V. V. Ganeshananthan Joins Creative Writing Faculty
“I'm lucky to have found a home,” says new Creative Writing assistant professor V. V. Ganeshananthan, “with a strong creative writing program that encourages conversation between genres, and is engaged with topics like human rights.”
As Ganeshananthan knows, and every new graduate student in the Creative Writing Program soon learns, the required course EngW 8101 Reading Across Genres also means writing across genres, which must be followed by a workshop or topics course outside of one’s primary genre. Of course, writers of any stripe may apply for the Program’s Scribe for Human Rights Fellowship, which provides support for an MFA student to design and undertake a short writing project related to human rights.
Ganeshananthan herself regularly tacks between genres. She is the author of Love Marriage (2008), a novel set in Sri Lanka and some of its diaspora communities. But she is also a journalist and a former vice president of the South Asian Journalists Association. Her fiction, essays, reviews, and media criticism have appeared in Granta, The New York Times, The Atlantic Monthly, The Washington Post, Ploughshares, and The Best American Nonrequired Reading 2014, among others.
Ganeshananthan was raised in Maryland. “I think it shaped my interest in writing and politics,” she reports. “I grew up reading The Washington Post, and I miss seeing it in print. It was one of my first and best writing teachers.”
After graduating from Harvard College, where she was an editor at The Harvard Crimson, Ganeshananthan attended the Iowa Writers’ Workshop. She then earned an MA at Columbia University’s Graduate School of Journalism, where she specialized in arts and culture journalism as a Bollinger Fellow.
In 2014, she concluded a five-year stint as the Delbanco Visiting Professor of Creative Writing at the Helen Zell Writers’ Program at the University of Michigan.

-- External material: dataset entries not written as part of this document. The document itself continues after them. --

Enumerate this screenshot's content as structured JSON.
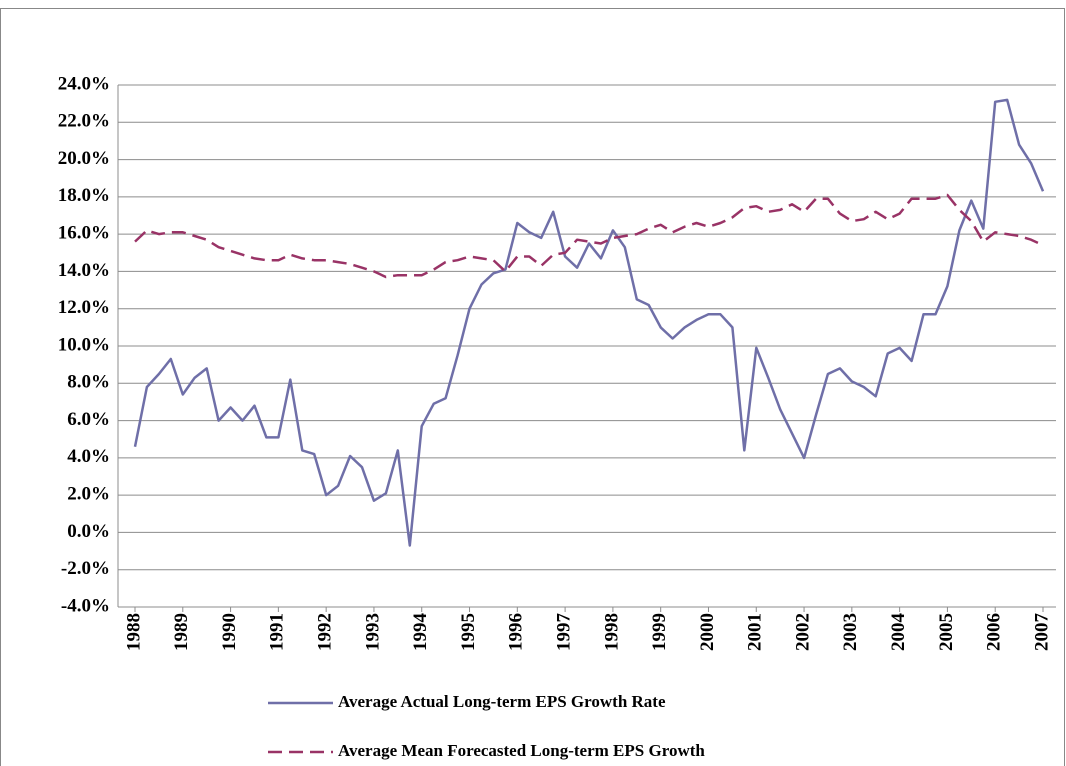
{
  "chart_data": {
    "type": "line",
    "x": [
      1988,
      1988.25,
      1988.5,
      1988.75,
      1989,
      1989.25,
      1989.5,
      1989.75,
      1990,
      1990.25,
      1990.5,
      1990.75,
      1991,
      1991.25,
      1991.5,
      1991.75,
      1992,
      1992.25,
      1992.5,
      1992.75,
      1993,
      1993.25,
      1993.5,
      1993.75,
      1994,
      1994.25,
      1994.5,
      1994.75,
      1995,
      1995.25,
      1995.5,
      1995.75,
      1996,
      1996.25,
      1996.5,
      1996.75,
      1997,
      1997.25,
      1997.5,
      1997.75,
      1998,
      1998.25,
      1998.5,
      1998.75,
      1999,
      1999.25,
      1999.5,
      1999.75,
      2000,
      2000.25,
      2000.5,
      2000.75,
      2001,
      2001.25,
      2001.5,
      2001.75,
      2002,
      2002.25,
      2002.5,
      2002.75,
      2003,
      2003.25,
      2003.5,
      2003.75,
      2004,
      2004.25,
      2004.5,
      2004.75,
      2005,
      2005.25,
      2005.5,
      2005.75,
      2006,
      2006.25,
      2006.5,
      2006.75,
      2007
    ],
    "series": [
      {
        "name": "Average Actual Long-term EPS Growth Rate",
        "color": "#6f6fa8",
        "dash": false,
        "values": [
          4.6,
          7.8,
          8.5,
          9.3,
          7.4,
          8.3,
          8.8,
          6.0,
          6.7,
          6.0,
          6.8,
          5.1,
          5.1,
          8.2,
          4.4,
          4.2,
          2.0,
          2.5,
          4.1,
          3.5,
          1.7,
          2.1,
          4.4,
          -0.7,
          5.7,
          6.9,
          7.2,
          9.5,
          12.0,
          13.3,
          13.9,
          14.1,
          16.6,
          16.1,
          15.8,
          17.2,
          14.8,
          14.2,
          15.5,
          14.7,
          16.2,
          15.3,
          12.5,
          12.2,
          11.0,
          10.4,
          11.0,
          11.4,
          11.7,
          11.7,
          11.0,
          4.4,
          9.9,
          8.3,
          6.6,
          5.3,
          4.0,
          6.3,
          8.5,
          8.8,
          8.1,
          7.8,
          7.3,
          9.6,
          9.9,
          9.2,
          11.7,
          11.7,
          13.2,
          16.2,
          17.8,
          16.3,
          23.1,
          23.2,
          20.8,
          19.8,
          18.3
        ]
      },
      {
        "name": "Average Mean Forecasted Long-term EPS Growth",
        "color": "#993366",
        "dash": true,
        "values": [
          15.6,
          16.2,
          16.0,
          16.1,
          16.1,
          15.9,
          15.7,
          15.3,
          15.1,
          14.9,
          14.7,
          14.6,
          14.6,
          14.9,
          14.7,
          14.6,
          14.6,
          14.5,
          14.4,
          14.2,
          14.0,
          13.7,
          13.8,
          13.8,
          13.8,
          14.1,
          14.5,
          14.6,
          14.8,
          14.7,
          14.6,
          14.0,
          14.8,
          14.8,
          14.3,
          14.9,
          15.0,
          15.7,
          15.6,
          15.5,
          15.8,
          15.9,
          16.0,
          16.3,
          16.5,
          16.1,
          16.4,
          16.6,
          16.4,
          16.6,
          16.9,
          17.4,
          17.5,
          17.2,
          17.3,
          17.6,
          17.2,
          17.9,
          17.9,
          17.1,
          16.7,
          16.8,
          17.2,
          16.8,
          17.1,
          17.9,
          17.9,
          17.9,
          18.1,
          17.3,
          16.7,
          15.6,
          16.1,
          16.0,
          15.9,
          15.7,
          15.4
        ]
      }
    ],
    "xlim": [
      1988,
      2007
    ],
    "xticks": [
      1988,
      1989,
      1990,
      1991,
      1992,
      1993,
      1994,
      1995,
      1996,
      1997,
      1998,
      1999,
      2000,
      2001,
      2002,
      2003,
      2004,
      2005,
      2006,
      2007
    ],
    "ylim": [
      -4,
      24
    ],
    "yticks": [
      {
        "value": -4,
        "label": "-4.0%"
      },
      {
        "value": -2,
        "label": "-2.0%"
      },
      {
        "value": 0,
        "label": "0.0%"
      },
      {
        "value": 2,
        "label": "2.0%"
      },
      {
        "value": 4,
        "label": "4.0%"
      },
      {
        "value": 6,
        "label": "6.0%"
      },
      {
        "value": 8,
        "label": "8.0%"
      },
      {
        "value": 10,
        "label": "10.0%"
      },
      {
        "value": 12,
        "label": "12.0%"
      },
      {
        "value": 14,
        "label": "14.0%"
      },
      {
        "value": 16,
        "label": "16.0%"
      },
      {
        "value": 18,
        "label": "18.0%"
      },
      {
        "value": 20,
        "label": "20.0%"
      },
      {
        "value": 22,
        "label": "22.0%"
      },
      {
        "value": 24,
        "label": "24.0%"
      }
    ],
    "grid": true
  }
}
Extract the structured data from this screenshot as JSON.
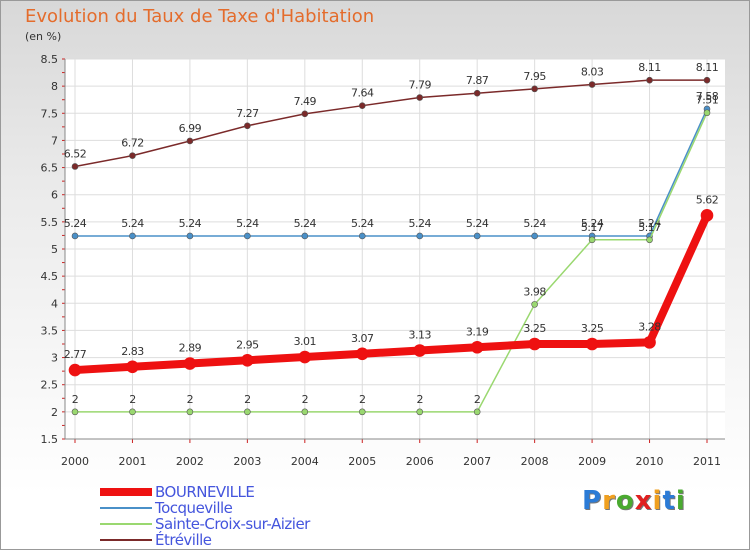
{
  "title": "Evolution du Taux de Taxe d'Habitation",
  "unit": "(en %)",
  "logo": {
    "letters": [
      "P",
      "r",
      "o",
      "x",
      "i",
      "t",
      "i"
    ],
    "colors": [
      "#2b7bd6",
      "#f0a020",
      "#4aaa30",
      "#e02020",
      "#f0a020",
      "#2b7bd6",
      "#4aaa30"
    ]
  },
  "chart_data": {
    "type": "line",
    "title": "Evolution du Taux de Taxe d'Habitation",
    "ylabel": "(en %)",
    "ylim": [
      1.5,
      8.5
    ],
    "yticks": [
      "1.5",
      "2",
      "2.5",
      "3",
      "3.5",
      "4",
      "4.5",
      "5",
      "5.5",
      "6",
      "6.5",
      "7",
      "7.5",
      "8",
      "8.5"
    ],
    "categories": [
      "2000",
      "2001",
      "2002",
      "2003",
      "2004",
      "2005",
      "2006",
      "2007",
      "2008",
      "2009",
      "2010",
      "2011"
    ],
    "series": [
      {
        "name": "Étréville",
        "color": "#7b2a2a",
        "width": 1.5,
        "marker": 3,
        "values": [
          6.52,
          6.72,
          6.99,
          7.27,
          7.49,
          7.64,
          7.79,
          7.87,
          7.95,
          8.03,
          8.11,
          8.11
        ],
        "labels": [
          "6.52",
          "6.72",
          "6.99",
          "7.27",
          "7.49",
          "7.64",
          "7.79",
          "7.87",
          "7.95",
          "8.03",
          "8.11",
          "8.11"
        ]
      },
      {
        "name": "Tocqueville",
        "color": "#4a90c8",
        "width": 1.5,
        "marker": 3,
        "values": [
          5.24,
          5.24,
          5.24,
          5.24,
          5.24,
          5.24,
          5.24,
          5.24,
          5.24,
          5.24,
          5.24,
          7.58
        ],
        "labels": [
          "5.24",
          "5.24",
          "5.24",
          "5.24",
          "5.24",
          "5.24",
          "5.24",
          "5.24",
          "5.24",
          "5.24",
          "5.24",
          "7.58"
        ]
      },
      {
        "name": "Sainte-Croix-sur-Aizier",
        "color": "#9ad870",
        "width": 1.5,
        "marker": 3,
        "values": [
          2,
          2,
          2,
          2,
          2,
          2,
          2,
          2,
          3.98,
          5.17,
          5.17,
          7.51
        ],
        "labels": [
          "2",
          "2",
          "2",
          "2",
          "2",
          "2",
          "2",
          "2",
          "3.98",
          "5.17",
          "5.17",
          "7.51"
        ]
      },
      {
        "name": "BOURNEVILLE",
        "color": "#ee1111",
        "width": 8,
        "marker": 6,
        "values": [
          2.77,
          2.83,
          2.89,
          2.95,
          3.01,
          3.07,
          3.13,
          3.19,
          3.25,
          3.25,
          3.28,
          5.62
        ],
        "labels": [
          "2.77",
          "2.83",
          "2.89",
          "2.95",
          "3.01",
          "3.07",
          "3.13",
          "3.19",
          "3.25",
          "3.25",
          "3.28",
          "5.62"
        ]
      }
    ],
    "legend": [
      {
        "name": "BOURNEVILLE",
        "color": "#ee1111",
        "width": 8
      },
      {
        "name": "Tocqueville",
        "color": "#4a90c8",
        "width": 2
      },
      {
        "name": "Sainte-Croix-sur-Aizier",
        "color": "#9ad870",
        "width": 2
      },
      {
        "name": "Étréville",
        "color": "#7b2a2a",
        "width": 2
      }
    ]
  }
}
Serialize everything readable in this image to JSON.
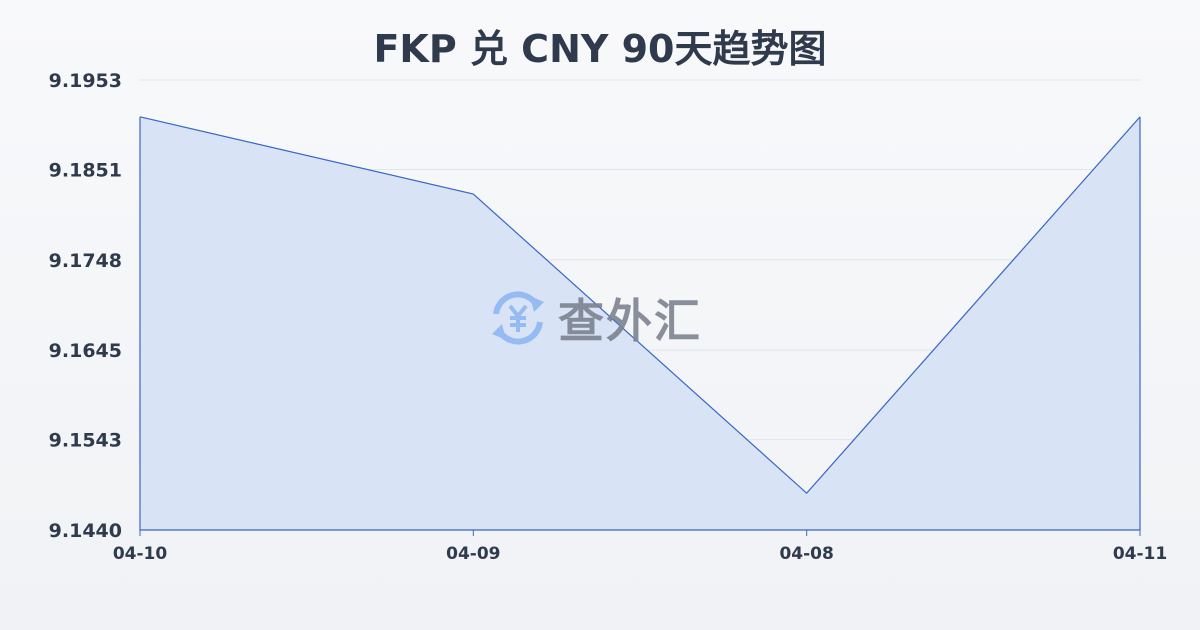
{
  "chart_data": {
    "type": "area",
    "title": "FKP 兑 CNY 90天趋势图",
    "categories": [
      "04-10",
      "04-09",
      "04-08",
      "04-11"
    ],
    "values": [
      9.1911,
      9.1823,
      9.1482,
      9.1911
    ],
    "yticks": [
      "9.1953",
      "9.1851",
      "9.1748",
      "9.1645",
      "9.1543",
      "9.1440"
    ],
    "ylim": [
      9.144,
      9.1953
    ],
    "grid": true,
    "line_color": "#3a66c7",
    "fill_color": "#d6e1f5"
  },
  "watermark": {
    "text": "查外汇",
    "icon": "yen-exchange-icon",
    "icon_color": "#8fb6f2"
  }
}
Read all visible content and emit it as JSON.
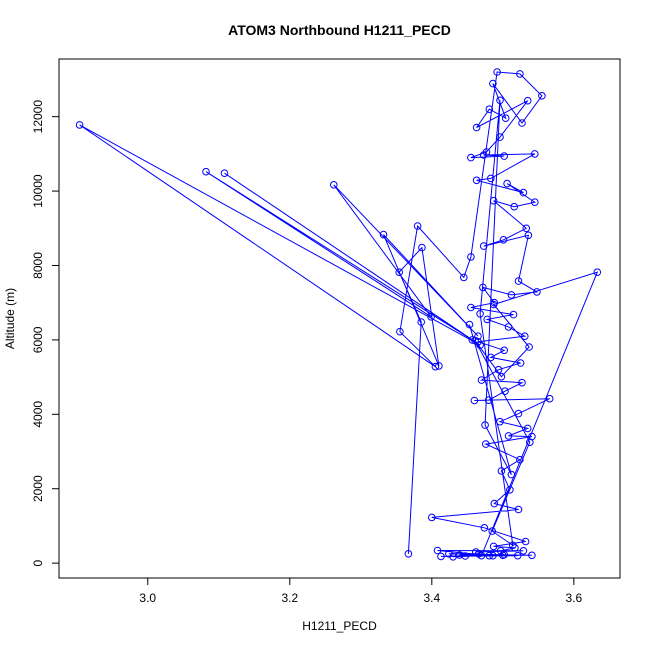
{
  "chart_data": {
    "type": "line",
    "title": "ATOM3 Northbound H1211_PECD",
    "xlabel": "H1211_PECD",
    "ylabel": "Altitude (m)",
    "xlim": [
      2.875,
      3.665
    ],
    "ylim": [
      -400,
      13550
    ],
    "x_ticks": [
      3.0,
      3.2,
      3.4,
      3.6
    ],
    "y_ticks": [
      0,
      2000,
      4000,
      6000,
      8000,
      10000,
      12000
    ],
    "x_tick_labels": [
      "3.0",
      "3.2",
      "3.4",
      "3.6"
    ],
    "y_tick_labels": [
      "0",
      "2000",
      "4000",
      "6000",
      "8000",
      "10000",
      "12000"
    ],
    "grid": false,
    "legend": "none",
    "color": "#0000ff",
    "series": [
      {
        "points": [
          [
            3.367,
            250
          ],
          [
            3.385,
            6480
          ],
          [
            3.354,
            7820
          ],
          [
            3.386,
            8480
          ],
          [
            3.41,
            5300
          ],
          [
            3.332,
            8830
          ],
          [
            3.465,
            6100
          ],
          [
            3.262,
            10170
          ],
          [
            3.399,
            6620
          ],
          [
            3.082,
            10520
          ],
          [
            3.457,
            6000
          ],
          [
            3.108,
            10480
          ],
          [
            3.468,
            5860
          ],
          [
            2.904,
            11780
          ],
          [
            3.405,
            5280
          ],
          [
            3.355,
            6220
          ],
          [
            3.38,
            9060
          ],
          [
            3.445,
            7680
          ],
          [
            3.455,
            8230
          ],
          [
            3.492,
            13200
          ],
          [
            3.524,
            13150
          ],
          [
            3.555,
            12560
          ],
          [
            3.527,
            11830
          ],
          [
            3.486,
            12890
          ],
          [
            3.504,
            11960
          ],
          [
            3.481,
            12200
          ],
          [
            3.463,
            11710
          ],
          [
            3.535,
            12430
          ],
          [
            3.496,
            11450
          ],
          [
            3.477,
            11050
          ],
          [
            3.455,
            10900
          ],
          [
            3.502,
            10940
          ],
          [
            3.473,
            10970
          ],
          [
            3.545,
            11000
          ],
          [
            3.483,
            10340
          ],
          [
            3.463,
            10290
          ],
          [
            3.529,
            9960
          ],
          [
            3.506,
            10200
          ],
          [
            3.545,
            9700
          ],
          [
            3.516,
            9580
          ],
          [
            3.487,
            9740
          ],
          [
            3.533,
            9000
          ],
          [
            3.501,
            8690
          ],
          [
            3.473,
            8520
          ],
          [
            3.536,
            8810
          ],
          [
            3.522,
            7580
          ],
          [
            3.548,
            7290
          ],
          [
            3.512,
            7210
          ],
          [
            3.472,
            7410
          ],
          [
            3.488,
            7000
          ],
          [
            3.455,
            6870
          ],
          [
            3.515,
            6680
          ],
          [
            3.478,
            6550
          ],
          [
            3.508,
            6350
          ],
          [
            3.531,
            6100
          ],
          [
            3.465,
            5950
          ],
          [
            3.502,
            5720
          ],
          [
            3.483,
            5530
          ],
          [
            3.525,
            5380
          ],
          [
            3.494,
            5200
          ],
          [
            3.47,
            4920
          ],
          [
            3.527,
            4850
          ],
          [
            3.503,
            4620
          ],
          [
            3.48,
            4380
          ],
          [
            3.46,
            4370
          ],
          [
            3.566,
            4420
          ],
          [
            3.522,
            4020
          ],
          [
            3.496,
            3800
          ],
          [
            3.535,
            3620
          ],
          [
            3.508,
            3420
          ],
          [
            3.541,
            3400
          ],
          [
            3.476,
            3200
          ],
          [
            3.524,
            2780
          ],
          [
            3.498,
            2480
          ],
          [
            3.51,
            1970
          ],
          [
            3.488,
            1600
          ],
          [
            3.522,
            1440
          ],
          [
            3.4,
            1230
          ],
          [
            3.474,
            950
          ],
          [
            3.532,
            580
          ],
          [
            3.487,
            450
          ],
          [
            3.517,
            410
          ],
          [
            3.497,
            330
          ],
          [
            3.462,
            300
          ],
          [
            3.529,
            330
          ],
          [
            3.408,
            340
          ],
          [
            3.486,
            200
          ],
          [
            3.466,
            250
          ],
          [
            3.424,
            250
          ],
          [
            3.541,
            210
          ],
          [
            3.439,
            220
          ],
          [
            3.5,
            210
          ],
          [
            3.481,
            200
          ],
          [
            3.43,
            170
          ],
          [
            3.447,
            190
          ],
          [
            3.521,
            200
          ],
          [
            3.413,
            180
          ],
          [
            3.502,
            230
          ],
          [
            3.47,
            200
          ],
          [
            3.633,
            7820
          ],
          [
            3.487,
            6950
          ],
          [
            3.537,
            5810
          ],
          [
            3.498,
            5010
          ],
          [
            3.461,
            5980
          ],
          [
            3.538,
            3250
          ],
          [
            3.485,
            860
          ],
          [
            3.514,
            480
          ],
          [
            3.468,
            6700
          ],
          [
            3.496,
            12440
          ],
          [
            3.475,
            3710
          ],
          [
            3.512,
            2380
          ],
          [
            3.453,
            6410
          ]
        ]
      }
    ]
  }
}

Fellowships from the National Endowment for the Arts and the Radcliffe Institute for Advanced Study at Harvard in 2014 allowed her to continue work on a second novel.
Hippocrates is the title of the novel-in-progress. “The description changes frequently,” she acknowledges, “but broadly speaking, at this particular moment, it's about the ethics of martyrdom, teaching, and activism during wartime.
“I've worked on it off and on for about a decade; I started it as a graduate student at the University of Iowa, shortly after a trip I made to Sri Lanka, which is the focus of much of my work in both fiction and non-fiction.”
Ganeshananthan is a founding member of Lanka Solidarity, and a member of the board of directors of the American Institute for Lankan Studies.
Regents Professor and nonfiction writer Patricia Hampl collaborated with the Human Rights Program’s Barbara Frey to establish the Scribe for Human Rights Fellowship in 2006. The two programs also co-hosted the 2011 international symposium “My Letter to the World: Narrating Human Rights.”
“I'm thrilled to be joining the department at the University of Minnesota,” concludes Ganeshananthan, “where the faculty and students seem exceptionally inventive and generous.”
The Department of English and the Creative Writing Program are delighted to welcome her!